И совсем неожиданно: fortissimo вступает мусорщик.
Режущая слух квинта еще тянется. Но песню слышат, ее подхватывают. Поет Мейси, я пою. Бабуля ритмично подергивает плечом.
Снова размахивает руками мусорщик — в такт энергичному ритму песни.
Уже во всех концах очереди голоса подхватывают песню.
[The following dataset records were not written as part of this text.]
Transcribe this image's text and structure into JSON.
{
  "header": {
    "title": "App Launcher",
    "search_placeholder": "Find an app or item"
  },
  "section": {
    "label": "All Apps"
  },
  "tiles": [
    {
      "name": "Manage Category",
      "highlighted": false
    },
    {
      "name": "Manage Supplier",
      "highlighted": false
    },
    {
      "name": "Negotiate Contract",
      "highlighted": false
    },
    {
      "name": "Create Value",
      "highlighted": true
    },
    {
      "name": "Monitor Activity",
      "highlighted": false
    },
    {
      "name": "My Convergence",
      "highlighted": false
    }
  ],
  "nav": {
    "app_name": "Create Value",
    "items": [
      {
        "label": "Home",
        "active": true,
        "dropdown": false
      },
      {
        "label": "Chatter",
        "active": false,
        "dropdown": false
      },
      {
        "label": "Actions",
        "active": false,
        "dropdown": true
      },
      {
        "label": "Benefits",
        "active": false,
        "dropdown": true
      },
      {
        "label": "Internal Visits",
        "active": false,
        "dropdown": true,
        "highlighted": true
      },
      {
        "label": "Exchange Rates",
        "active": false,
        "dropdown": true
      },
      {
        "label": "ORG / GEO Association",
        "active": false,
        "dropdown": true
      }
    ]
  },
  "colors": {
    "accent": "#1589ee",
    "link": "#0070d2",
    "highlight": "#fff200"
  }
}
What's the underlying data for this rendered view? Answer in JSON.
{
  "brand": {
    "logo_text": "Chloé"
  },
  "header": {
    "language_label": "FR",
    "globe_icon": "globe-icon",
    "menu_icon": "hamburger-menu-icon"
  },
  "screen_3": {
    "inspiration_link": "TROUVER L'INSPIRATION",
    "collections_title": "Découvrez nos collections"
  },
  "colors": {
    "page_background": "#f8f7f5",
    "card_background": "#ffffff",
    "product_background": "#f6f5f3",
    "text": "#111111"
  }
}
Не перестаю удивляться мусорщику: он ведет песню, которая спасет нас всех — стало быть, и меня. Бывают такие идиоты, что машут руками в ритм чему угодно. Этот же случай далеко не так прост. Нос ходит вверх-вниз, словно дирижерская палочка в руках самой надежды; собачьи глаза внушают веру. «Пой, — приказывают они мне, — пой!» Я вдруг понимаю, что он принадлежит к той породе людей, что непременно выживет. Он одолеет все, уцелеет в бурю, в голод, в толпе, в войне, в резне и под гнетом любого множества. Чтобы выжить, он с равным усердием будет губить или спасать. Друг и враг, мясницкий нож и дирижерская палочка, трус и герой — он одинаково хороший проводник как переменного, так и постоянного тока. Я чувствую, что способен ненавидеть его безотносительно к ужасам, которые он сгущал над моей головой. Сколько счастья в его глазах, призывающих меня, своего брата, петь вместе со всеми!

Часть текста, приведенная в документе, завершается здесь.